Rachel Aroesti 

Lil Pump review – mindless, parent-resistant mumble rap

Florida rapper Gazzy Garcia’s corralling of a frenzied teenage audience is impressive, but he does so with grey, monotonous hits
  
  

Lil Pump performing at Brixton Academy.
Insouciant … Lil Pump at Brixton Academy. Photograph: Burak Çıngı/Redferns

There’s been a fair amount of hand-wringing in recent years regarding the apparent demise of youth counterculture, especially when it comes to music. Where is the soundtrack to teenage rebellion? Or at least the kind of thing your dad would be mildly reluctant to stick on in the car? Florida’s Gazzy Garcia is at the forefront of a movement that should shut those complaints down – although his garbled, monotonous rap may elicit a few other gripes.

The 18-year-old belongs to a scene sometimes referred to as SoundCloud rap: a cohort of extremely young artists who found fame on the internet with staggering speed. Like his peers, Pump writes lyrics that cover the standard gangsta rap topics – drugs, designer clothes and disparaging attitudes to women – but do so with an emphasis on mindless repetition and a post-ironic sense of the ridiculous. Rather than drawn-out melody or experimentalism, his lo-fi tracks prioritise instantaneous, hook-driven appeal, making them perfect fodder for streaming playlists and attention spans shot to pieces by social media.
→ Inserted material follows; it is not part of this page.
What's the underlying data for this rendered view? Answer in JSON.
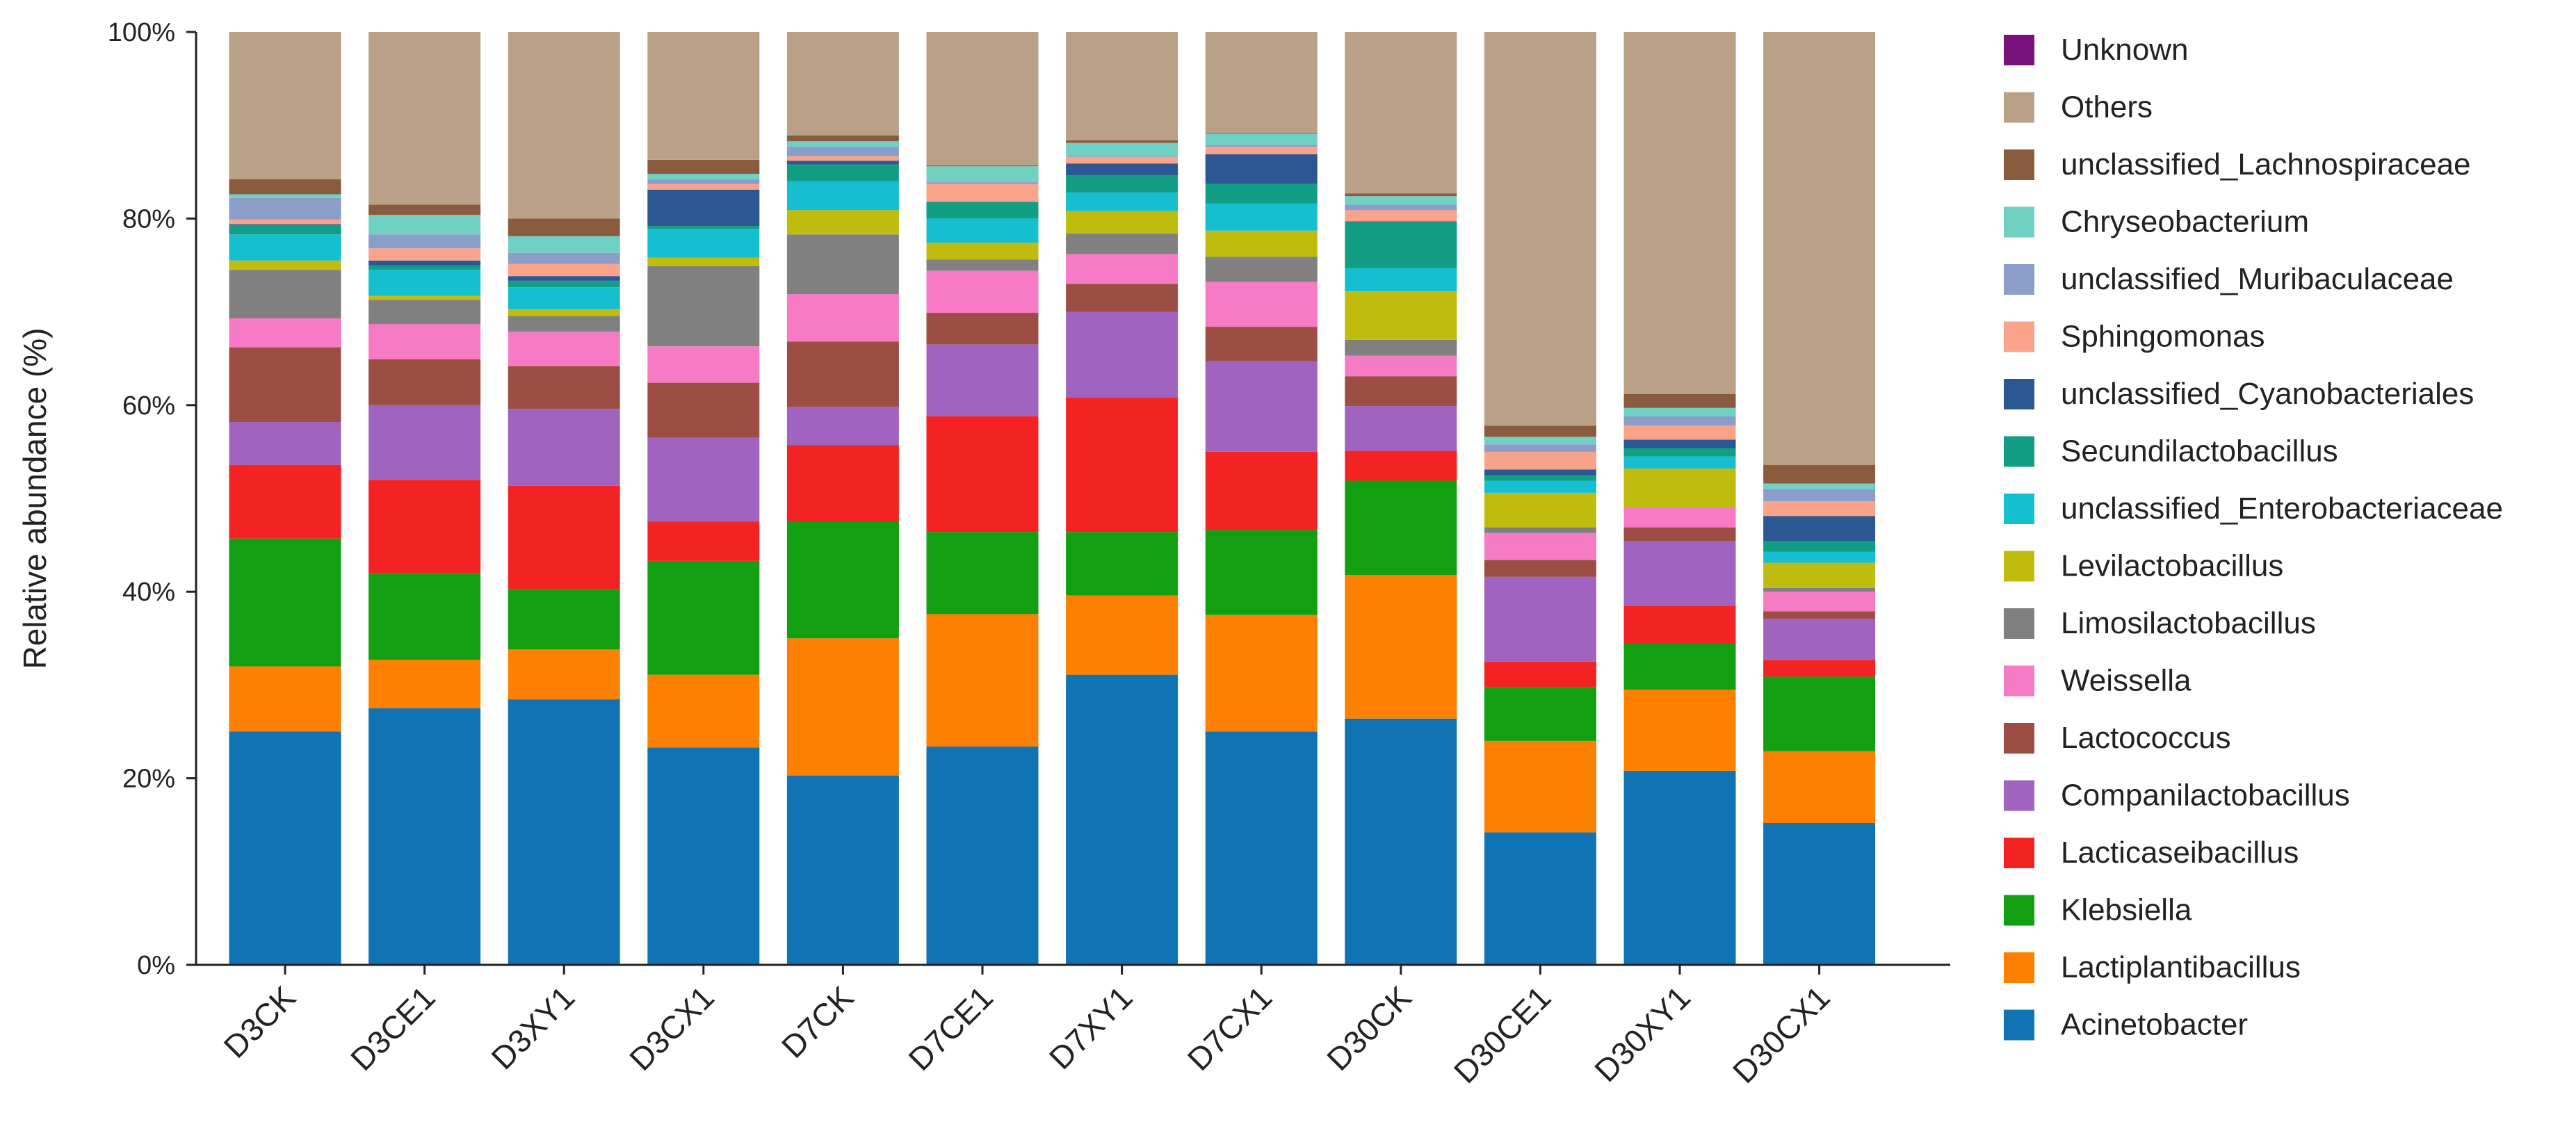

If there was ever any doubt who Pump appeals to, this evening’s feverish crowd – a sea of topless young men taking a night off from their A-level coursework – eradicates it entirely. Pump himself spends most of the gig half-naked, too, standing in front of garish graphics that help to clarify which of his indistinctly mumbled singles he’s currently performing. It takes Arms Around You, his dance-pop collaboration with the late XXXTentacion, and his crude, quirky Kanye West duet I Love It, to hammer home just how greyly devoid of melody Pump’s other songs tend to be. His belligerent stage presence isn’t exactly joyful to behold; he spends an inordinate amount of time barking orders at the mosh pit, repeatedly commanding the audience to “open this bitch up” so he can get close, but not too close, to his fans.
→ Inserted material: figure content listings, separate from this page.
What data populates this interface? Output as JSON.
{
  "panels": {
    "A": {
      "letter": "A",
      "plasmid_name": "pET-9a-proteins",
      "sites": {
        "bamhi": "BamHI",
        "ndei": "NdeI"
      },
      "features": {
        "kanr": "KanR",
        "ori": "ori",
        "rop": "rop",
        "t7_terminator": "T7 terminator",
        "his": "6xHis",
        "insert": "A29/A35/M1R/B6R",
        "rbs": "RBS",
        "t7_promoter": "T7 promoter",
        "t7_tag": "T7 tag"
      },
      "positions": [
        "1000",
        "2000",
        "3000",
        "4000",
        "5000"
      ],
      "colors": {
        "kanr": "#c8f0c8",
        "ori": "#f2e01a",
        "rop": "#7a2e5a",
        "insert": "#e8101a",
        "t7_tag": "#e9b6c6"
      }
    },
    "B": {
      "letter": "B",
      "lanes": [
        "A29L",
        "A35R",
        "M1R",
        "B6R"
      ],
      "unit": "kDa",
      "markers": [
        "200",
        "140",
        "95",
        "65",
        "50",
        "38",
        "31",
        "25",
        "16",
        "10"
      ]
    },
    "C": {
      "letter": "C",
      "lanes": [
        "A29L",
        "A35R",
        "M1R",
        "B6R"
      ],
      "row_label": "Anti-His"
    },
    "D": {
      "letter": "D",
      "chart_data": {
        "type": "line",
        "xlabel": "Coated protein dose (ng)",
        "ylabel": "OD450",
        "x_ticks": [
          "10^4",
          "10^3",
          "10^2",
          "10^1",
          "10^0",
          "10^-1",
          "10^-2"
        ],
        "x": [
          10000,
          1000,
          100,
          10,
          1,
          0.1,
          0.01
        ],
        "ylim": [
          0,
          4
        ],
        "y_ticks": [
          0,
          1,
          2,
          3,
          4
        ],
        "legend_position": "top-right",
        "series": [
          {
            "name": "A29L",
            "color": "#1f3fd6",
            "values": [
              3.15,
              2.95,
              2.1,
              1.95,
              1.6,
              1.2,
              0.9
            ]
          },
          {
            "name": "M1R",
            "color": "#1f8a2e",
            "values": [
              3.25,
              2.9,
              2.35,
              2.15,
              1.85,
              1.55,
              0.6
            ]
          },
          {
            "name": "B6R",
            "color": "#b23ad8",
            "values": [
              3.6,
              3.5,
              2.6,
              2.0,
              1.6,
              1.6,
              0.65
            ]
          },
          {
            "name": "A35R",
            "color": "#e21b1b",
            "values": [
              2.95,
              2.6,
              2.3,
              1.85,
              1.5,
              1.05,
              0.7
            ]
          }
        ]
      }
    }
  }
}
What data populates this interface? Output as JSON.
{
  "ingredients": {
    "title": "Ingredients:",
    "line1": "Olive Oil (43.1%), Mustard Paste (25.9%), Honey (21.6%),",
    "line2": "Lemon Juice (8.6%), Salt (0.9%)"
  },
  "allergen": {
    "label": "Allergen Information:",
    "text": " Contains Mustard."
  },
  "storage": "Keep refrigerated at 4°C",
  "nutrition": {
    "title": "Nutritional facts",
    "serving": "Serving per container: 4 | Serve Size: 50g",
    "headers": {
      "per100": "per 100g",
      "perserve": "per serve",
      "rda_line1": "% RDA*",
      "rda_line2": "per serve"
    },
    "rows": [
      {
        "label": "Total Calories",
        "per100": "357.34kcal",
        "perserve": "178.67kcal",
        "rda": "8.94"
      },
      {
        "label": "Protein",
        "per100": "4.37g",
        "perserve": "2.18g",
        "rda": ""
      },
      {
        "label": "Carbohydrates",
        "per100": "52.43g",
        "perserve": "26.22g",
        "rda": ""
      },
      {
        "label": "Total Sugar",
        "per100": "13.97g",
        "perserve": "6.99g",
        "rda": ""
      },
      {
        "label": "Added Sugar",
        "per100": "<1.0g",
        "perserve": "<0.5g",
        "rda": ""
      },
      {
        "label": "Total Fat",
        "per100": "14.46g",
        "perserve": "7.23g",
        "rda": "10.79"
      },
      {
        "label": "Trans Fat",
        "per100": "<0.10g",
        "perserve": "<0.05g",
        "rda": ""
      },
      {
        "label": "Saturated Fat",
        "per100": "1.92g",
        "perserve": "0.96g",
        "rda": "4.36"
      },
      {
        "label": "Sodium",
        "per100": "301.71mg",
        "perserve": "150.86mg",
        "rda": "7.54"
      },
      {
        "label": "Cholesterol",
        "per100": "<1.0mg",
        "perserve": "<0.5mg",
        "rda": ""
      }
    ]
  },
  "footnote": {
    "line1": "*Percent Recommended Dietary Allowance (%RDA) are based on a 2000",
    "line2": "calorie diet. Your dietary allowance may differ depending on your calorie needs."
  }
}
It is hard to ignore the similarities between SoundCloud rap and the first wave of punk: the sonic simplicity, gleeful inanity and sense of transgression (most of these rappers have well-publicised legal troubles). But whereas punk shocked on a musical level, Pump’s distorted, bass-heavy rap just feels banal. Yet his career clearly can’t be judged exclusively on musical merit. Pump has placed himself at the vanguard of the most distinctively youth-oriented subgenre in a generation. For that alone, his insouciant take on rap tradition deserves some begrudging admiration.